Beyond the ratings game
8 and older
"The Princess Diaries." (G.) Julie Andrews as queen of tiny Euro principality comes to San Francisco to recruit her estranged granddaughter (Anne Hathaway), an awkward 15-year-old, as next in line for throne. Talk of divorce and death of an estranged parent; teens kissing.
"The Glass House." Leelee Sobieski as teen whose parents die in car crash tries to foil sinister guardians in thriller. Teens smoke, drive recklessly; adults drink, abuse prescription drugs; teen drugged against will; stabbing; hit-and-run; threatening sexual innuendo. Not for preteens.
"Hardball." Keanu Reeves as gambler who grudgingly coaches Little League team from the projects. Street profanity used by 10-year-olds-could be viewed as stereotyping; lethal gun violence, kids in danger; fights; liquor, cigarettes; drug humor; mild sexual innuendo.

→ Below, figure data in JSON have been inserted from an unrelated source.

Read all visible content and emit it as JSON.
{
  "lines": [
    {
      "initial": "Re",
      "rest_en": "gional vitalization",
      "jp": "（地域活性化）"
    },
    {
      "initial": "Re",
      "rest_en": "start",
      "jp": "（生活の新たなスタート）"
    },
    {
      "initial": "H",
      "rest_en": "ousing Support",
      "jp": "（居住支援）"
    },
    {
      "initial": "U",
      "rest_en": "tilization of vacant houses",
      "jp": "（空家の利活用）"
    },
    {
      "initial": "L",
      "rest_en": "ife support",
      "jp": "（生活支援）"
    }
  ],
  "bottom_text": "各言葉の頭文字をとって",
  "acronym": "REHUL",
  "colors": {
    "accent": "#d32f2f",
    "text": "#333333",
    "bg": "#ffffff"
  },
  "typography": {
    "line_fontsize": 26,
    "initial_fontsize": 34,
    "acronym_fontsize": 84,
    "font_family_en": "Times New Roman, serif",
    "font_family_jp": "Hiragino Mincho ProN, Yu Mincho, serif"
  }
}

Not for preteens.
"The Musketeer." Adaptation of Alexandre Dumas' "Three Musketeers," with Justin Chambers as D'Artagnan. Bloodless sword, gunplay, runnings-through implied; children hit, threatened; mild sexual innuendo; rats, roaches. Not for preteens.

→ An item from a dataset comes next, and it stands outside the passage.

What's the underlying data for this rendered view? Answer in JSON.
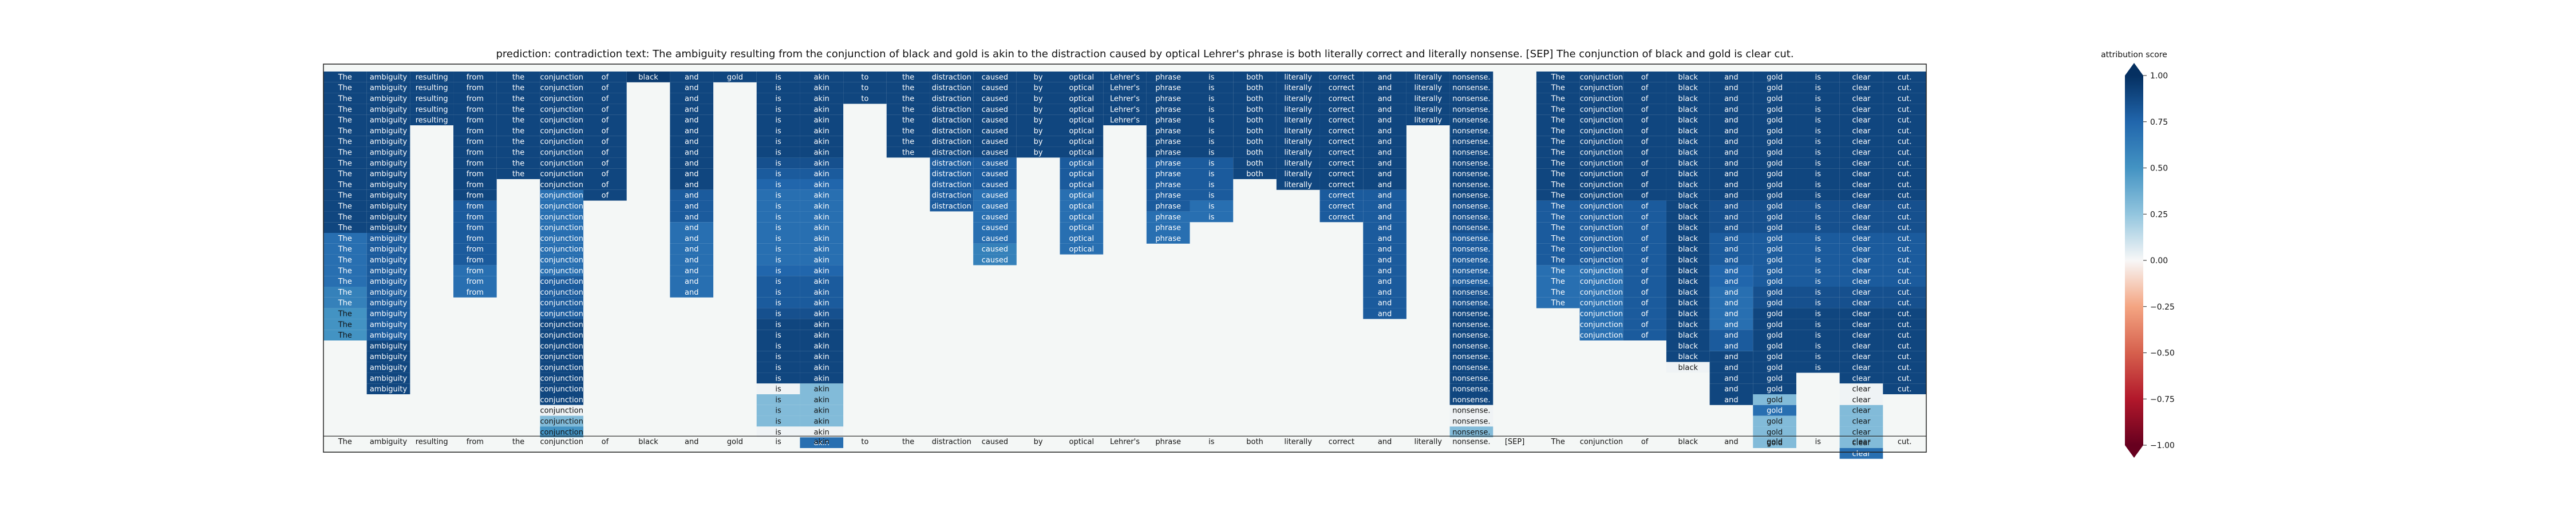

"The Curse of the Jade Scorpion." Woody Allen's caper comedy about grumpy insurance investigator (Allen) and efficiency expert (Helen Hunt) he hates. Muted sexual innuendo; jokey use of word "pederasty"; drinking; heavy smoking. Not really for preteens.
"Rock Star." Mark Wahlberg as heavy metal fan singing with obscure band in 1980s Pennsylvania, his life altered when he replaces lead singer of hot group. Relatively mild profanity; implied sexual situations; toplessness; bawdy sexual innuendo; fights; drugs, liquor, cigarettes; nipple-piercing scene. High-schoolers.

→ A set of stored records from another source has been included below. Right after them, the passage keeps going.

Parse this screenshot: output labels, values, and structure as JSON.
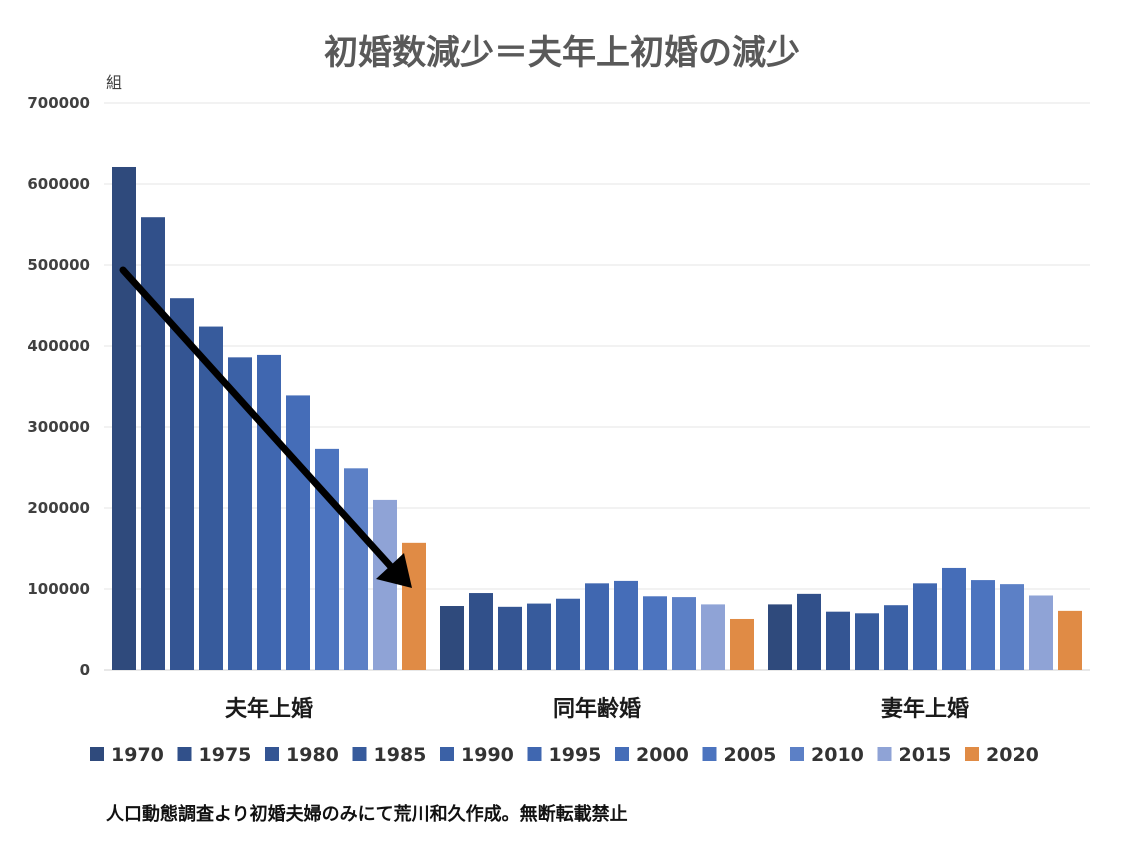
{
  "chart_data": {
    "type": "bar",
    "title": "初婚数減少＝夫年上初婚の減少",
    "yunit": "組",
    "ylim": [
      0,
      700000
    ],
    "yticks": [
      "0",
      "100000",
      "200000",
      "300000",
      "400000",
      "500000",
      "600000",
      "700000"
    ],
    "grid": true,
    "legend_position": "bottom",
    "categories": [
      "夫年上婚",
      "同年齢婚",
      "妻年上婚"
    ],
    "series": [
      {
        "name": "1970",
        "color": "#2f4a7c",
        "values": [
          621000,
          79000,
          81000
        ]
      },
      {
        "name": "1975",
        "color": "#31508a",
        "values": [
          559000,
          95000,
          94000
        ]
      },
      {
        "name": "1980",
        "color": "#345593",
        "values": [
          459000,
          78000,
          72000
        ]
      },
      {
        "name": "1985",
        "color": "#375b9c",
        "values": [
          424000,
          82000,
          70000
        ]
      },
      {
        "name": "1990",
        "color": "#3b61a6",
        "values": [
          386000,
          88000,
          80000
        ]
      },
      {
        "name": "1995",
        "color": "#4067b0",
        "values": [
          389000,
          107000,
          107000
        ]
      },
      {
        "name": "2000",
        "color": "#456db8",
        "values": [
          339000,
          110000,
          126000
        ]
      },
      {
        "name": "2005",
        "color": "#4c74bf",
        "values": [
          273000,
          91000,
          111000
        ]
      },
      {
        "name": "2010",
        "color": "#5c80c6",
        "values": [
          249000,
          90000,
          106000
        ]
      },
      {
        "name": "2015",
        "color": "#8fa3d6",
        "values": [
          210000,
          81000,
          92000
        ]
      },
      {
        "name": "2020",
        "color": "#e08b45",
        "values": [
          157000,
          63000,
          73000
        ]
      }
    ]
  },
  "source_note": "人口動態調査より初婚夫婦のみにて荒川和久作成。無断転載禁止"
}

"Two Can Play That Game." Vivica A. Fox, Morris Chestnut play mind games in comedy of manners. Lewd sexual slang, strong sexual innuendo; occasional profanity; suggestive dancing; moderate social drinking. 16 and older.
"Jeepers Creepers." Justin Long, Gina Philips as brother and sister harassed by aggressively driven truck. Cliched but clever horror flick works while bogeyman remains faceless. Gut and throat-goring violence; corpses with incisions; rats; profanity. High school horror buffs.
"American Pie 2." Now it's college guys seeking sex -- especially Jason Biggs as clumsy Jim, with Eugene Levy as his nerdy dad. Masturbatory high jinks, explicit sexual situations, innuendo; crude sexual language; homophobia; toplessness; toilet humor; profanity. 17 and older (in ideal world).